The operations that I have considered are creation and search because these are the two most expensive and important operations.

Search Operations

The following method presents a schema of the search tests, as you can see from the code I am considering always the worst case scenario, this means the item which I am looking for is almost at the end of the collection. The search algorithm is surrounded by the Monitor object which contains a clock and starts before entering the search body and stops immediately after finding the item in the collection:

[TestMethod]
[TestCategory("Owner [C'#' Array]")]
public void FindByForInArry()
{
    try
    {
        string find = mocklbl + (capacity - 1);
        Monitor.Reset();

        for (int j = 0; j < iteration; j++)
        {
            string found = "";
            Monitor.Start();
            for (int i = 0; i < capacity; i++)
            {
                if (array[i] == find)
                {
                    found = array[i];
                    break;
                }
            }
            Monitor.Stop();
            Assert.AreEqual(find, found);
        }

        Monitor.LogAvgElapsed("FindByForInArray");
    }
    catch (Exception ex)
    {
        Monitor.WriteLog(ex.Message);
        throw ex;
    }
}

Search Time Complexity

There are several interesting facts from the above chart which I would like to list:

1. The Binary-search (the second column from the above table) always takes 0 milliseconds to find the item.
2. The time variance between 1000000 (1 million) records and 10000000 (10 million) records deviates exponentially in all search algorithms (compare the green line with the yellow line).
3. The dictionary data structure is not able to handle 10000000 (10 million) records (this is why the green line does not exceed from the FindbyFindInArray).
4. The find by enumeration is the worst search algorithm (see the third column).
5. The order of search algorithms over a list and array from the best to worst is: Binary-search, Find, For loop, and the enumerator object.
6. Over 100000 (100 thousand) records, there is no significant difference between data structures and search algorithms.
7. If there is no need for the key-value pair, then a list with the Binary-search is the best option.

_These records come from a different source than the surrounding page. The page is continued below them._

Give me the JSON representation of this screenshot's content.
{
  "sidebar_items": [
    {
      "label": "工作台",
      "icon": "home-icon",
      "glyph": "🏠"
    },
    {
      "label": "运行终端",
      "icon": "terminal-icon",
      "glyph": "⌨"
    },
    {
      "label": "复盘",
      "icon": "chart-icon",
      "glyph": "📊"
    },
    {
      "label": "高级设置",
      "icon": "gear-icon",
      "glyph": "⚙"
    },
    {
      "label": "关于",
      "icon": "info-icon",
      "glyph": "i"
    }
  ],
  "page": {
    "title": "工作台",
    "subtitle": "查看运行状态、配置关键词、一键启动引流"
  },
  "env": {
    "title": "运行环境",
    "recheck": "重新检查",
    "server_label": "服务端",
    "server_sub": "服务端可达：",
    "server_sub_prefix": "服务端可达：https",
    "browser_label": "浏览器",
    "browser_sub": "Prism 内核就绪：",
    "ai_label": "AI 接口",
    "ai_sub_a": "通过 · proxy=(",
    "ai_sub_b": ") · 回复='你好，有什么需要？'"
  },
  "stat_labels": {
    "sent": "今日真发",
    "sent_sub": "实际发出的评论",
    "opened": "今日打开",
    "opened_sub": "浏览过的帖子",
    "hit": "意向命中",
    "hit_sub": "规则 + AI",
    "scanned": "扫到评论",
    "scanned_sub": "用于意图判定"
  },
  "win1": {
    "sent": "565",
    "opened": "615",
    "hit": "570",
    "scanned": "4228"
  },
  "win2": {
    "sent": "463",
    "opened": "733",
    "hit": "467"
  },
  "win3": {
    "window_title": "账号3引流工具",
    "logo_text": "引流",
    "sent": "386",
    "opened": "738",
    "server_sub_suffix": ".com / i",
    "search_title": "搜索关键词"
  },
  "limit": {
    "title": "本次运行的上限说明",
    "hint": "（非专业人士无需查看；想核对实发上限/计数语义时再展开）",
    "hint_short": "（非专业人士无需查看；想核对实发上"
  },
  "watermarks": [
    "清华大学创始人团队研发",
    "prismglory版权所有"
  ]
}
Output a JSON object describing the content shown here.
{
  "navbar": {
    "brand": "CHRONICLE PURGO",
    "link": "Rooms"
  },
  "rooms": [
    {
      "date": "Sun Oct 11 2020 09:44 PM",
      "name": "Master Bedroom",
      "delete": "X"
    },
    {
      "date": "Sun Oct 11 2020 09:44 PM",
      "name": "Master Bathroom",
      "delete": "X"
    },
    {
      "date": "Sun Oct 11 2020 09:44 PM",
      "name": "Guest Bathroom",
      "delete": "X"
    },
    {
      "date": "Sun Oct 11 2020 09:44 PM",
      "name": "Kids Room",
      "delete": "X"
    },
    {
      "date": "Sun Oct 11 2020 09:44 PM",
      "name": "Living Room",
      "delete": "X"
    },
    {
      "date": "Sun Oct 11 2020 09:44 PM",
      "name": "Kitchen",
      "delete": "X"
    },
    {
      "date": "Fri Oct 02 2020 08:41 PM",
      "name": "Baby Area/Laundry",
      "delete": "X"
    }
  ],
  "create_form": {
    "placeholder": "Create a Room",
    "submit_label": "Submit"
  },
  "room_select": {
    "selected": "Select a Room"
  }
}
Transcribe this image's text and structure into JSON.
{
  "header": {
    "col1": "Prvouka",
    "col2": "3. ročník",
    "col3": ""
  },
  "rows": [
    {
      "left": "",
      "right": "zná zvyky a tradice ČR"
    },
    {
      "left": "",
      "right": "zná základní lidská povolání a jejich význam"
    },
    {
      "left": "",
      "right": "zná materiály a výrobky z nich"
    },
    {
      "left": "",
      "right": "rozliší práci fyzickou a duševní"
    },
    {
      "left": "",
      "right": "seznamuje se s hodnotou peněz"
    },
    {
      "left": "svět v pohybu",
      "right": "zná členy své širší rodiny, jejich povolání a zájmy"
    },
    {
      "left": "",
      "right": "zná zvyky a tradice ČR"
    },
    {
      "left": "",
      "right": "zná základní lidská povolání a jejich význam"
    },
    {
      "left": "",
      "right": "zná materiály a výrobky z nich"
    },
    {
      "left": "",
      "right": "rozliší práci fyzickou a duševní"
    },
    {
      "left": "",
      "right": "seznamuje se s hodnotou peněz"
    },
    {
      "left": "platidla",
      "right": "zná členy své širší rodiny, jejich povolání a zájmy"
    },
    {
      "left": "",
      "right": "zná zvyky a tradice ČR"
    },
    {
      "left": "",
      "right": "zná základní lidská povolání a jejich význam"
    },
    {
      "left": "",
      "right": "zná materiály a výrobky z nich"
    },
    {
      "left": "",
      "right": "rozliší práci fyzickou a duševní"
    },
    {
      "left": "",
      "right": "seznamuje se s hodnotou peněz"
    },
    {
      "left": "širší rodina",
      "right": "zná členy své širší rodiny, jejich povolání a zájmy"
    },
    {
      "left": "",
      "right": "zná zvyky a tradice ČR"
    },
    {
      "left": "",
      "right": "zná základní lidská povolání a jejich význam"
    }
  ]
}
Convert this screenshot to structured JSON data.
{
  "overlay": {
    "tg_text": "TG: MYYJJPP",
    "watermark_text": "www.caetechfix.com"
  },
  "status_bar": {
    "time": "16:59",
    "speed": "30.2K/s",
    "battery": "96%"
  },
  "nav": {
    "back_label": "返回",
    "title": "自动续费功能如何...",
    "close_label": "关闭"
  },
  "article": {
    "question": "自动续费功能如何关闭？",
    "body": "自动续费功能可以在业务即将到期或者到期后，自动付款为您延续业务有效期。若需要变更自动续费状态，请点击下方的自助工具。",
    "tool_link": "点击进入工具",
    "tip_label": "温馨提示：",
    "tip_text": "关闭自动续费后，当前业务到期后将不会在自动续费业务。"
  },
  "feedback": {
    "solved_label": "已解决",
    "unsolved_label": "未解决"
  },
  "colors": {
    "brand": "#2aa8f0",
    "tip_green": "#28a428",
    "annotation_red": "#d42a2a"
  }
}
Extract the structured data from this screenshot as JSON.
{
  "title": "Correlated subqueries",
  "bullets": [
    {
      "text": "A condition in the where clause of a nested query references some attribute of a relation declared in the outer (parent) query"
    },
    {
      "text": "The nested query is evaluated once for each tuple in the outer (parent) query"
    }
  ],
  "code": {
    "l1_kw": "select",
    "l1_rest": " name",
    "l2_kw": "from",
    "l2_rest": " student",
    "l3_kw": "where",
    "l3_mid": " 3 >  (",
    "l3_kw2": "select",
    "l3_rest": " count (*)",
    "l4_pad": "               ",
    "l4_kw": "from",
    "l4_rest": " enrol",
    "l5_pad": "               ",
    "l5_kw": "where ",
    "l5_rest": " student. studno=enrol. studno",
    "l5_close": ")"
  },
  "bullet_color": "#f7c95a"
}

The next chart will present the time complexity of creating and writing into the same collections (array, list, and dictionary). The below code represents a sample schema from these tests:

[TestMethod] 
[TestCategory("Owner [C'#' Array]")]
public void FetchMockData(long capacity = 1000)
{
    try
    {
        capacity = Monitor.BySize;
        for (int j = 0; j < 100; j++)
        {
            Monitor.Reset();
            Monitor.Start();
            array = new string[capacity];
            for (int i = 0; i < capacity; i++)
            {
                array[i] = mocklbl + i;
            }
            Monitor.Stop();

        }
        Monitor.WriteLog($"The creation of array took:{Monitor.AvgElapsedInMiliseconds}");

    }
    catch (Exception ex)
    {
        Monitor.WriteLog(ex.Message);
        throw ex;
    }
}

Creation Time Complexity

Following are the facts from the above chart:

1. The same exponential complexity between 1000000 (1 million) records and 10000000 (10 million) records also appear in the creation time.
2. The List data structure is almost beating the Array and knockdowns the Array after reaching the 1000000 (1 million) records size.
3. Dictionary has the worst time complexity and should be used if and only if it is necessary.

Conclusion

Magically, the List data structure works so good and has better performance and with the combination of Binary-search can provide very significant performance optimization.